Yang, Yufang, and Joyce Conley
Statement of the Problem
Lung cancer is the leading cause of cancer deaths in the world. In 2005, lung cancer killed about 1.3 million people worldwide. Of all types of lung cancer, non-small cell lung cancer is the most common, accounting for about 80% of all lung cancers. Despite treatments, such as chemotherapy, surgery, and radiation therapy, median survival for Americans with non-small cell lung cancer is only 8–10 months. New drugs that inhibit epidermal growth factor receptor tyrosine kinase signaling pathway (EGFR TKIs) were developed later. The purpose of this literature review was to analyze and compare the effectiveness between EGFR-TI and a traditional chemotherapy, platinum-based compounds, in non-small cell lung cancer.

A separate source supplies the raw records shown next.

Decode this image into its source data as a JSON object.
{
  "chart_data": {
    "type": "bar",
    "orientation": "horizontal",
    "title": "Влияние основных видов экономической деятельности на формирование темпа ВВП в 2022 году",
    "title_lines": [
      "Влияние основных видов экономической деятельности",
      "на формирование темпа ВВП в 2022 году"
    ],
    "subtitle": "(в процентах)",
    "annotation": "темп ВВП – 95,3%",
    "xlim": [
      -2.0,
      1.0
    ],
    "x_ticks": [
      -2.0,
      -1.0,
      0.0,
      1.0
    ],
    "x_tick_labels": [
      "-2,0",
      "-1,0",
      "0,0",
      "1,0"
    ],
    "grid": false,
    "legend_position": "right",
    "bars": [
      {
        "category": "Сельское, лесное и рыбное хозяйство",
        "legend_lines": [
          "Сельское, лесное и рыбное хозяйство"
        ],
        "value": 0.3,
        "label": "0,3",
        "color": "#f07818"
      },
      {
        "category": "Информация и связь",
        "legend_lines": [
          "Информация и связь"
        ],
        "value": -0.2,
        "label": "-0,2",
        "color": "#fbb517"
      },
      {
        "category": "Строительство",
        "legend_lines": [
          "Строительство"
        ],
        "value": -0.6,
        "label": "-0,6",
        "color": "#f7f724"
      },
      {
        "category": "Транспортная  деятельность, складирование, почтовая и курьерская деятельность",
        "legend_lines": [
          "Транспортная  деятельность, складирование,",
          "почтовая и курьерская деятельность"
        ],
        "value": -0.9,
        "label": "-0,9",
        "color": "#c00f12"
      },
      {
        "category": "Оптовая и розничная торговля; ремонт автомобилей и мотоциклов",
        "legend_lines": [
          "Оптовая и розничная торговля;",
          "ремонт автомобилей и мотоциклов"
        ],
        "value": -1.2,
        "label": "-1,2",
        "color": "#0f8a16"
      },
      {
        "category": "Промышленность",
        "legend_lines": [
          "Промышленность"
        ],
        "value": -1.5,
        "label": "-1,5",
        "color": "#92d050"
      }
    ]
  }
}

In non-small cell lung cancer patients, what is the effect of tyrosine kinase inhibitor on one-year survival rate compared with traditional chemotherapy?
Search for Evidence/Accepted Practice
MEDLINE search was carried out to obtain papers by using primary subject headings including survival, non-small cell lung cancer, tyrosine kinase inhibitor, first line chemotherapy. Six papers were found based on a limited search. Keywords such as such as clinical trial, Meta-Analysis, Practice Guidelines, and Randomized Controlled Trial were used to limit search.
Presentation and Critical Appraisal of the Evidence
The data derived from randomized controlled clinical trials showed that EGFR tyrosine kinase inhibitor could significantly prolong survival in non-small cell lung cancer patients who failed to respond to first-line treatment. One year survival was prolonged by 41%.
Retrospective studies were employed in two papers. Due to the small sample size, more evidences are needed. Clinical Practice Implications: EGFR tyrosine kinase inhibitor is an effective drug to prolong survival in patients with advanced non small cell lung cancer as a second line treatment.